She blinks and realizes the meeting has ended and that she’s still staring sightless at the spreadsheet.
“Long day, ma’am?” the major says, shoving an armful of papers into his bag.
“Yeah,” she agrees with an approximation of a smile and another glance at her cell. “Feels like forever.”
She swings past the general’s office after her last meeting but they haven’t heard anything – at least, nothing they’re allowed to tell her – and because she can’t just hang out there waiting she has no choice but to head back to her hotel.
She’s standing outside in the dying light of the day, trying to decide whether to walk or take the metro, when her cell rings. It’s an unknown number and she puts it to her ear, heart thumping. “Colonel Carter.”
“Carter, it’s me.”
“Sir.” Thank God. “What’s the situation?”
“It’s fine,” he says, sounding weary but slightly amused. “Same old same old.” Which is about all he can say over an unsecured line.
“I tried to call Daniel,” she says.
“Yeah, we had to lock the base down. He was pissed.”
She smiles at the humor in his voice and feels the weight lifting from her shoulders. “It’s difficult,” she confesses. “Not being there.”
“Tell me about it.”
Silence crackles over the line, a static hiss of things unsaid. She clears her throat. “Well I should—”
“Do you want—” He says it at the exact same moment she speaks and the collision derails them both.
Another beat of silence then the bleep on her line alerts her to an incoming call: it’s Pete. She feels an irrational flash of guilt when she ignores it. “Sorry, sir, what were you saying?”
“You’re probably tired,” he says, like he’s testing the water. “You heading back to your hotel?”

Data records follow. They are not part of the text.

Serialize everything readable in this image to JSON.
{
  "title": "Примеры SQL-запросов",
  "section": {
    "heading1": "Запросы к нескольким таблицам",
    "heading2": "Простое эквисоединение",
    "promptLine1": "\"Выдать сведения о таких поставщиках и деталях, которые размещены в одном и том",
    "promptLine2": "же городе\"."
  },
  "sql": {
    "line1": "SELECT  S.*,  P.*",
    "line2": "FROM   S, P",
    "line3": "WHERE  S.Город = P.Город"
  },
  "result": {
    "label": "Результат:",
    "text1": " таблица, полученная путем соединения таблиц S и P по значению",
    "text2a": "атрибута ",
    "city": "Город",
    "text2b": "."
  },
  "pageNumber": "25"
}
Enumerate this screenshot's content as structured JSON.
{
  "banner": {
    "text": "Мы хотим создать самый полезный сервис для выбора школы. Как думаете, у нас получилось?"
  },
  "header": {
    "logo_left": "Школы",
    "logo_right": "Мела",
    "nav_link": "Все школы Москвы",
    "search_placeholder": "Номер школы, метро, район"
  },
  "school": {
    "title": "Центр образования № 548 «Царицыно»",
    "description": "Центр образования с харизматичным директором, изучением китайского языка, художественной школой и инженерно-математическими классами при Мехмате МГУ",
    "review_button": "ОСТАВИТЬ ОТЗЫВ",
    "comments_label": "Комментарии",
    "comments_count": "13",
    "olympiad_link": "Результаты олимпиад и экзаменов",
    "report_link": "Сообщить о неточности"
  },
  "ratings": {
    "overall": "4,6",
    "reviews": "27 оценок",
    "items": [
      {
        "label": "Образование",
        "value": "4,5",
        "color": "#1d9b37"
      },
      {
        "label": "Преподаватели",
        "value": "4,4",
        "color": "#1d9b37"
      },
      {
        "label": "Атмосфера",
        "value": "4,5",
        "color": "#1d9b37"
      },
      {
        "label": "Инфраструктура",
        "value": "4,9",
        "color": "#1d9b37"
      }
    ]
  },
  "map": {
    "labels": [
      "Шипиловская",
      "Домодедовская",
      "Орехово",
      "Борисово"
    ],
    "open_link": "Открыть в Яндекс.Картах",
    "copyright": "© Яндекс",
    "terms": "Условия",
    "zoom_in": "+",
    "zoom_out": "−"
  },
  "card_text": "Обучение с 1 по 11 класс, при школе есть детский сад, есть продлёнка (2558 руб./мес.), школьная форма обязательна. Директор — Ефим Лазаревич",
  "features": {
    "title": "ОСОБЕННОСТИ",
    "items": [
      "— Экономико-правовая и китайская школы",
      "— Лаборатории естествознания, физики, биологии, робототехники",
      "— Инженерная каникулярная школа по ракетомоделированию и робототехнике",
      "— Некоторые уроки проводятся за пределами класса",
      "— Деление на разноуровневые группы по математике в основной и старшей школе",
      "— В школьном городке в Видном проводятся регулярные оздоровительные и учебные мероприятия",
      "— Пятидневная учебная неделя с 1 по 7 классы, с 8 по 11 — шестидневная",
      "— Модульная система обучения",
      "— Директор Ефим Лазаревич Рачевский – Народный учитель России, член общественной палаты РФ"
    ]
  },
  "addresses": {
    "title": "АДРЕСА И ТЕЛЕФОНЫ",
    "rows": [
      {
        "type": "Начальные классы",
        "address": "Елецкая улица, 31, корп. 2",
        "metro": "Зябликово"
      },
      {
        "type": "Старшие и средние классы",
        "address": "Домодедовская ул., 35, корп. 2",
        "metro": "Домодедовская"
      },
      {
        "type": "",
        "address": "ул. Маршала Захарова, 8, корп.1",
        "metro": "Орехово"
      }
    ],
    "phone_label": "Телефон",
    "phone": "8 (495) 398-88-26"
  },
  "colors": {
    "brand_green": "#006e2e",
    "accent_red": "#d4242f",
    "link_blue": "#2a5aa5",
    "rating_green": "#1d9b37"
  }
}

She glances up at the massive building behind her. “Actually,” she says, “I haven’t left yet.” It’s not strictly true; neither is it strictly a lie. She doesn’t know why she says it.
“I’m just pulling up,” he says and absurdly she glances around, as if he’d be pulling up right next to her. “If you’ve got time, we could pick up where we left off? This morning,” he adds quickly. “We got interrupted earlier.”
She smiles, something warm blossoming in her chest. Friendship, she tells herself firmly. He’s an old friend whom she’s missed. “Should I meet you in your office, sir?”
“I’ll see if I can find us something to eat,” he says before he hangs up.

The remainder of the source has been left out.